With rain pelting down at the Silverstone Circuit right around the time of Martin Brundle’s pre-race grid walk, it was easy to think that this year’s British Grand Prix was bound to be one of the season’s most dramatic races. However, despite the rain stopping minutes before the start, a perilously wet track warranted that the race be started behind the safety car. Okay, sure, there was lots of standing water around the track, especially at the apex of Turn 1—so starting behind the safety car was a smart choice lest a car or two lose control and cause an almighty shunt.
The problem was, I think the safety car stayed out for too long and we easily lost five full racing laps of the 52-lap race. I would have loved to see the race start after only a lap or two, really. In effect, drivers in the midfield made a bee line to the pits during the restart to switch from full-wet tires to intermediates. I remember hearing Martin Brundle on commentary questioning the purpose of the full-wets when drivers aren’t even allowed to go racing until a dry line around the circuit is made. Furthermore, I don’t recall any driver claiming zero visibility once the race was brought under way, highly likely because the rain had already stopped. As a spectator, I just found it quite frustrating to wait for the track to dry until getting the real action started. I’d say just let them race on a wet track, on full wet weather tires, provided there are no drivers complaining about visibility. Anyway, enough of my little rant and on to the results.

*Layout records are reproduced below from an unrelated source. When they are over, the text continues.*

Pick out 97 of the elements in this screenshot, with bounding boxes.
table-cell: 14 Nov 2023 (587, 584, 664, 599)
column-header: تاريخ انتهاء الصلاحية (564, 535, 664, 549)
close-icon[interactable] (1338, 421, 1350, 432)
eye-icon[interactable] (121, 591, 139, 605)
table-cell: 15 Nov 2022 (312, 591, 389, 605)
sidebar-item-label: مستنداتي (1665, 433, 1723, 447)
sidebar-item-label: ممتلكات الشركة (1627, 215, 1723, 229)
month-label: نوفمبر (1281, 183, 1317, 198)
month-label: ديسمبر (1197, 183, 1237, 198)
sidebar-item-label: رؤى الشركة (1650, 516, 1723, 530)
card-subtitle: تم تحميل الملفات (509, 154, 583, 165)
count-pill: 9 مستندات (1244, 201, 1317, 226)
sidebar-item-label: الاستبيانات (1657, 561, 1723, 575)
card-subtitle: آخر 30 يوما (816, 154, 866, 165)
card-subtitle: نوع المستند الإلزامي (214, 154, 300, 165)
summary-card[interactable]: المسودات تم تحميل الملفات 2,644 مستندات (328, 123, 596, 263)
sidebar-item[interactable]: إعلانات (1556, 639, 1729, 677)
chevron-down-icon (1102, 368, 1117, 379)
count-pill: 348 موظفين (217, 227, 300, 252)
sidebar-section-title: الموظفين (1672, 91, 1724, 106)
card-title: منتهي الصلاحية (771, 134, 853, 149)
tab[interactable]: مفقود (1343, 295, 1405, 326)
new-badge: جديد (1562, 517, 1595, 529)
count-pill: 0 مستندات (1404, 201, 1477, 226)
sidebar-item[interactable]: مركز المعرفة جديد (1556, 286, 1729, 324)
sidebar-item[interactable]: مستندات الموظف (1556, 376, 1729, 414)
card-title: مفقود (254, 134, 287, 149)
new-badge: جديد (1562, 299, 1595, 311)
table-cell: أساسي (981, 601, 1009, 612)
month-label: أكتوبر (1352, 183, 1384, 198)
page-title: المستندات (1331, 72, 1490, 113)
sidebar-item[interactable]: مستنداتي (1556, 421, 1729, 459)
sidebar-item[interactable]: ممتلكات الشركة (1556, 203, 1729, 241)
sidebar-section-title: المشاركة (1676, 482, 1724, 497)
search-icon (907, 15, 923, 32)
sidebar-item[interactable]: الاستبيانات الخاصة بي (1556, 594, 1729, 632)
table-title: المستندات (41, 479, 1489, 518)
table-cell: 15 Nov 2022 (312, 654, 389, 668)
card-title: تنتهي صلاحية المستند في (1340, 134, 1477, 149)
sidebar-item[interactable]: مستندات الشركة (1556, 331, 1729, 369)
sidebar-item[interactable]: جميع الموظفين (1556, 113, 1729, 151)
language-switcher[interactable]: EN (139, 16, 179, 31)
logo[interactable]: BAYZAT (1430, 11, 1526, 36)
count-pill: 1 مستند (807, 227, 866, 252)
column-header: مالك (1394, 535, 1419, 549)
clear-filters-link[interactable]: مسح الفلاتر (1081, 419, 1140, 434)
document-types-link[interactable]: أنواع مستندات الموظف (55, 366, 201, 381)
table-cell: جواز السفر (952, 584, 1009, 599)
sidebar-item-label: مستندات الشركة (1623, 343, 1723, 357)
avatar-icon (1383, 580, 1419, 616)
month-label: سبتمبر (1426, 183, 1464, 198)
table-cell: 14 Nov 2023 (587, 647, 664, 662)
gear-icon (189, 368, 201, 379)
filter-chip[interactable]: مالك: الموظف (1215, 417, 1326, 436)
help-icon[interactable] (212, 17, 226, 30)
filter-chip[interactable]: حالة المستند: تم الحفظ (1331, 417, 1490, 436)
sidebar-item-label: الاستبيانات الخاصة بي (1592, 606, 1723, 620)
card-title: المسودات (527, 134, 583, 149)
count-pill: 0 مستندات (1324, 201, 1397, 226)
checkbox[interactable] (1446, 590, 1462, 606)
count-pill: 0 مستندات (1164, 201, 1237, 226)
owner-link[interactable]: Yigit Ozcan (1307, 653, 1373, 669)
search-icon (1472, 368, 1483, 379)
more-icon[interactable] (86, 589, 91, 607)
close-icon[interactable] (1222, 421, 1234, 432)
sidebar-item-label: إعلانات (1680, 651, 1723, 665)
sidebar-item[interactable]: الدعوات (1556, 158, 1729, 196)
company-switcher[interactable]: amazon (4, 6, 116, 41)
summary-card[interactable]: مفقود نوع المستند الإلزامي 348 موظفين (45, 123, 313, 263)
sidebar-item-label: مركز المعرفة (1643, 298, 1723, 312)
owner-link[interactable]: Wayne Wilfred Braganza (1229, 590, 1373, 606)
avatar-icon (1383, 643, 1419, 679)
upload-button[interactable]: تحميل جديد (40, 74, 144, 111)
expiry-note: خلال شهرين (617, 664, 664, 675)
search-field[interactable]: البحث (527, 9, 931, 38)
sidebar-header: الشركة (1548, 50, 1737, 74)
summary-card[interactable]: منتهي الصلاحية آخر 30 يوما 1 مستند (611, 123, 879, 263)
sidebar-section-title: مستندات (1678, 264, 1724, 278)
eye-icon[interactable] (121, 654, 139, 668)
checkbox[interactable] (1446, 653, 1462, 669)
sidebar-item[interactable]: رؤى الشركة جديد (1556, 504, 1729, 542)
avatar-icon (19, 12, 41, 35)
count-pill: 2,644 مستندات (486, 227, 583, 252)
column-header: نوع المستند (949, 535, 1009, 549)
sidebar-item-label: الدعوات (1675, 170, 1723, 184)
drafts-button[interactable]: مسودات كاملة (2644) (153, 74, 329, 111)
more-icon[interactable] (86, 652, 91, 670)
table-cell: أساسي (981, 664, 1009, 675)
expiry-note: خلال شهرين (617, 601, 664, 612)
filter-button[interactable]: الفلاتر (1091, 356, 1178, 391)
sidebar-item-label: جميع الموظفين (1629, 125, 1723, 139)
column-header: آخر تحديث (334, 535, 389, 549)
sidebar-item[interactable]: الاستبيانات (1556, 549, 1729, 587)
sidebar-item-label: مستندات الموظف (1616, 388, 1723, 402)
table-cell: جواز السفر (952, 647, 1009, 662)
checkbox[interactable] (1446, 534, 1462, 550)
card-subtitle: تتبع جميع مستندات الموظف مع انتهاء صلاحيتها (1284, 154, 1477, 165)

On his backyard, polesitter Lewis Hamilton practically took control of the race from the safety car on Lap 6 and weathered the storm until the checkered flag, victorious at Silverstone for the third year in a row. The reigning World Champion has cut his championship deficit to teammate Nico Rosberg down to just one point after Rosberg was handed a post-race 10-second time penalty for a breach of the radio message rules. Rosberg and Red Bull’s Max Verstappen accompanied Hamilton to the podium as second and third-place finishers respectively but that order was switched in the final official results.
Similar to what was evident in Monaco a few races ago, Hamilton is clearly a better driver on a wet track than Rosberg. The championship leader started from second and never got to keep up with his rival’s pace. Hamilton gunned it from the restart all the way to the end, while Rosberg struggled with slow pace and was eventually overtaken by the charging Verstappen with a sneaky move around the outside of Becketts corner and into Chapel curve.
It was clear how brave and confident the 18-year-old Red Bull driver was on the tricky conditions. Ever since his promotion from the junior Toro Rosso squad, Verstappen has displayed solid defensive skills that truly complement his feisty attacking. During the latter half of the race, Rosberg found pace on the drying track and on slick medium-compound tires. Just like in Montreal last month, Verstappen defended skillfully against Rosberg in the dominant Mercedes. Although the German eventually got through after several attempts, the Red Bull driver sure made him labor for it.
With time ticking and the number of laps to the finish wound down, Hamilton continued to enjoy a healthy lead but Rosberg seemed to slowly reduce the gap, lap after lap. That’s when Rosberg encountered a gearbox problem, his car stuck on 7th gear. Immediately, his engineer advised him to make a quick adjustment, which proved to be a stopgap solution at least to bring the car home. Mercedes’ advice to their driver seemed to have been a spur-of-the-moment occurrence and this was fair enough since the problem was potentially terminal and the car could have suffered retirement. However, Rosberg was further advised to avoid 7th gear and it was this radio message that was deemed illegal by the stewards, hence the driver being handed a 10-second time penalty after the race. With the time added, Rosberg simply dropped to third but what could have been a four-point championship lead over Hamilton became only a single point gap approaching the halfway-point of the season. Following similar issues in Baku, I’m hoping there will soon be amendments to the radio communication rules, given that there’s quite a number of negative opinions regarding them.
As Mercedes continue to dominate and Red Bull enjoys a resurgence, Ferrari meanwhile had a pedestrian weekend. While Kimi Raikkonen merely consolidated his fifth-place start with a fifth-place finish, teammate Sebastian Vettel was again hampered by a gearbox problem during a practice session and suffered a five-place grid penalty. Vettel was unable to make the most out of qualifying and had to start in eleventh. Despite his confidence that he could make his way up the field, he could only manage a ninth-place finish. Vettel simply couldn’t find pace with his Ferrari and was one of many drivers who were caught spinning at the stubbornly wet Turn 1. Alex Yoong from Fox Sports Asia summed up Ferrari’s performance as “underwhelming” this weekend and I agree, thinking that the team seems to be fading. The threat from Red Bull towards the Italian squad is very palpable now, with only six points separating the two teams in the constructors’ standings.
Teams and drivers will take a breather this weekend after two consecutive grands prix before kicking off another two-week slate in Hungary and then Germany to round up a busy July. GP2 and GP3 will follow along on the tour so there’s sure to be lots more action.